The Lebanese pound has lost nearly two thirds of its value against the dollar in the black market, despite still being officially pegged at 1,500 to the dollar, since 1997. 

Huge queues outside banks are reported daily, as most lenders restricted access to dollar banknotes and imposed informal capital controls to contain the slow-motion bank run.

Dozens of small to medium businesses have meanwhile cut salaries, laid off employees, or shut down altogether, amid reports of shortages of certain basic goods and large hikes in the prices of others.

The preoccupation with the fallout from this livelihood crisis brought about a lull in the protests, but now it seems the ruling class were mistaken in thinking the uprising against them was over.

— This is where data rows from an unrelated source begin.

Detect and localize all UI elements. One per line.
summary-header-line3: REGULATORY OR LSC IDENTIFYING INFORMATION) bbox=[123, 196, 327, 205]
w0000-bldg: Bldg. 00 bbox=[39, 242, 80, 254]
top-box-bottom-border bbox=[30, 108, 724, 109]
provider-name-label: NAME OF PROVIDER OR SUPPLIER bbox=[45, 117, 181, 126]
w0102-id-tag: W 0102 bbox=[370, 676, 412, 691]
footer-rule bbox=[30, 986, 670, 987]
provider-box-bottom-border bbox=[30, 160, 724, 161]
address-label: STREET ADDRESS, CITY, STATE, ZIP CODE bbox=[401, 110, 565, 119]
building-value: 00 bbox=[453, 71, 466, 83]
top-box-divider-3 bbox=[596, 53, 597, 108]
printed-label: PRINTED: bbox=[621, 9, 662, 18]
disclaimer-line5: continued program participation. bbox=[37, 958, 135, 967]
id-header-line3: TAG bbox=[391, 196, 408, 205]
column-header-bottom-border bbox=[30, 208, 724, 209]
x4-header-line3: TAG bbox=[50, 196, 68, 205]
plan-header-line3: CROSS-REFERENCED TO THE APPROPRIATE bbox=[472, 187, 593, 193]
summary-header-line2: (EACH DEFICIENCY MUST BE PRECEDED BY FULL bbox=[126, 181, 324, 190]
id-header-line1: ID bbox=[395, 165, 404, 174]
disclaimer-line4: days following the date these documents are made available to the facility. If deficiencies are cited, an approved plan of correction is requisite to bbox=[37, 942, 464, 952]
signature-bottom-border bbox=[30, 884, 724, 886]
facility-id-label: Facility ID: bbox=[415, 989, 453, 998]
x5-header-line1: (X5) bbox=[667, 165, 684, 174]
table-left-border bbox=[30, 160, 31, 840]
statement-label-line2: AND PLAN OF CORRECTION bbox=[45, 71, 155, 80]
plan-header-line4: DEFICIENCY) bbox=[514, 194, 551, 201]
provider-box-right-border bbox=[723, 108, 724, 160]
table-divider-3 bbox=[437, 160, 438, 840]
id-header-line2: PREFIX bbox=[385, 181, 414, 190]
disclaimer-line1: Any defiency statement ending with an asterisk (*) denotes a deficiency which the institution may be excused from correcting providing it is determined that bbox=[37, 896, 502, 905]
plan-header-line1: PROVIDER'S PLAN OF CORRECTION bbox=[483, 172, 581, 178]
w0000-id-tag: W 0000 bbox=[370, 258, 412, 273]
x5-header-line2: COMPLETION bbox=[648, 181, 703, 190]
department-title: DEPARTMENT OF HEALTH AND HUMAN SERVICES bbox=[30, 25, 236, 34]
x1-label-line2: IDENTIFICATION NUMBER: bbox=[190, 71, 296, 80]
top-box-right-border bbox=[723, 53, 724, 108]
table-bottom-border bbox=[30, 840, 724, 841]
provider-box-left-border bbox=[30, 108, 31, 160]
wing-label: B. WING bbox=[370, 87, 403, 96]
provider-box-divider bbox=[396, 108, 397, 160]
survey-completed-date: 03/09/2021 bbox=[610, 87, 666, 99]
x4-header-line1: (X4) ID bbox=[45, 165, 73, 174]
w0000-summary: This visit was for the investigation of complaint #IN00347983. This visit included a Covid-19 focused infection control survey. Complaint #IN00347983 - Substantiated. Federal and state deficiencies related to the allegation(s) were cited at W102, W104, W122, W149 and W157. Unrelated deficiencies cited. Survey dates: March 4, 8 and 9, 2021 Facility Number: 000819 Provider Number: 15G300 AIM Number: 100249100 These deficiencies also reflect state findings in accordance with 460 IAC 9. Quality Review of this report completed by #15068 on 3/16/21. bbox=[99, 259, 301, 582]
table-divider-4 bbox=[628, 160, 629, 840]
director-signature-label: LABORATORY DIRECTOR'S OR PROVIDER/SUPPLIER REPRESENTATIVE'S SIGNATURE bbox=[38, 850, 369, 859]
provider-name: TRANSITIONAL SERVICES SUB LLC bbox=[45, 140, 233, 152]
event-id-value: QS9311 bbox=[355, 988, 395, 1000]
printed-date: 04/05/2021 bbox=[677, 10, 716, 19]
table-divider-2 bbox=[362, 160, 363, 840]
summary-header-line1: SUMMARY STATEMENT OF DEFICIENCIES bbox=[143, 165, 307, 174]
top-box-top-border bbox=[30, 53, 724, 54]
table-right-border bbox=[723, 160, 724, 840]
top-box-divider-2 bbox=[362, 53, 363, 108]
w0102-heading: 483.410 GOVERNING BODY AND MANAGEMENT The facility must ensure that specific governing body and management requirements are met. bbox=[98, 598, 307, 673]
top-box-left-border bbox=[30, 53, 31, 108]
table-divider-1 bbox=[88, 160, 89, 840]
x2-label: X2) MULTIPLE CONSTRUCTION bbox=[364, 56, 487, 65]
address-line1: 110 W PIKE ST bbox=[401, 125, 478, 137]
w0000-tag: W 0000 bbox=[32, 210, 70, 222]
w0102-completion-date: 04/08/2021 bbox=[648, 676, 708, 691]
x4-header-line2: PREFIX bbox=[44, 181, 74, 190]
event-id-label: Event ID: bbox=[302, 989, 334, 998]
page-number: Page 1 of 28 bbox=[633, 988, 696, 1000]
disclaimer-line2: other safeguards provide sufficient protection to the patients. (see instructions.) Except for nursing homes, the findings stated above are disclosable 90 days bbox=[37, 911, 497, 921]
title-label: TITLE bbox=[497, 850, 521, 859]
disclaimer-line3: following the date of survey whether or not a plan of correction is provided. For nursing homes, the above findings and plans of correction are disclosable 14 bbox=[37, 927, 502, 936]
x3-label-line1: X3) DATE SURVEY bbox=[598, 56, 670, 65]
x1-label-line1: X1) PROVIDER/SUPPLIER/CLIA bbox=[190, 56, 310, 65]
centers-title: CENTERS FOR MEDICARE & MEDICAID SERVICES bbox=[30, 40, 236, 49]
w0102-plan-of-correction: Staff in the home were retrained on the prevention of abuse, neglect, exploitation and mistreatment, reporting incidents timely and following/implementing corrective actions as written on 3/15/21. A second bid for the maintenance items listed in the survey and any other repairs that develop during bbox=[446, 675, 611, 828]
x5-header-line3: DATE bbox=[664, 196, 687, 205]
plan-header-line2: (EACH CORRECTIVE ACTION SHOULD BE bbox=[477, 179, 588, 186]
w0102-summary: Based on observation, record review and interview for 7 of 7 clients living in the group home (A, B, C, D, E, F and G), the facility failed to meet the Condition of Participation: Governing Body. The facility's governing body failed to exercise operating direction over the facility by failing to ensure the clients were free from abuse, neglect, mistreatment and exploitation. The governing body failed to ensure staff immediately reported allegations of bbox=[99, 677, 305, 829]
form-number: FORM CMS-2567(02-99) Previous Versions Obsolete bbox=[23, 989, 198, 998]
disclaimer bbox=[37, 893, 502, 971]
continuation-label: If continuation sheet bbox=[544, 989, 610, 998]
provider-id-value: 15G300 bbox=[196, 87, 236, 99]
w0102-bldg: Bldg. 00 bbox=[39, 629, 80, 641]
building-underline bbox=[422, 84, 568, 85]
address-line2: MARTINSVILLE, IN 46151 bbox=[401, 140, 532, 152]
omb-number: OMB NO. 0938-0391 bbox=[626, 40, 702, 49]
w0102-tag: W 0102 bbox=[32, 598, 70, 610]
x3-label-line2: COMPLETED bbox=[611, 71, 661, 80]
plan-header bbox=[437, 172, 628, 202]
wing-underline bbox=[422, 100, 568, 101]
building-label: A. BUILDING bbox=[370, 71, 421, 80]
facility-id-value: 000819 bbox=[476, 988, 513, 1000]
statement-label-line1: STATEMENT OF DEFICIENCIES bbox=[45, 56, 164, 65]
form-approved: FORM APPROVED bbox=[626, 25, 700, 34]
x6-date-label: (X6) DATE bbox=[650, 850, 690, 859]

On Monday night, a group of left-wing protesters briefly stormed the headquarters of the Central Bank (BDL), before being pushed back by security forces.

BLS offices across Lebanon have been targeted repeatedly by the protesters since 17 October.

The central bank governor Riad Salameh stands accused of overseeing decades of corruption through a Ponzi-like scheme of financial engineering, which activists and experts say have enabled politically-linked private bankers to accrue billions in profits from Lebanon's sovereign debt and currency peg while gambling with ordinary people's deposits and the country's foreign reserves.

Over the past several days, Salameh and other senior banking officials made media appearances promising bank deposits were safe, but said foreign help was now needed to rescue the country, hinting at debt restructuring, once a taboo proposition.

These assurances were met with instant disbelief by activists, who seem to have lost all faith in the entire ruling class of politicians and bureaucrats for mismanaging the country's affairs, and demand they are replaced entirely by new, competent specialists untarnished by corruption or sectarianism. 

"All of them means all of them," remains the leading slogan of the Lebanese protest movement, in reference to this class.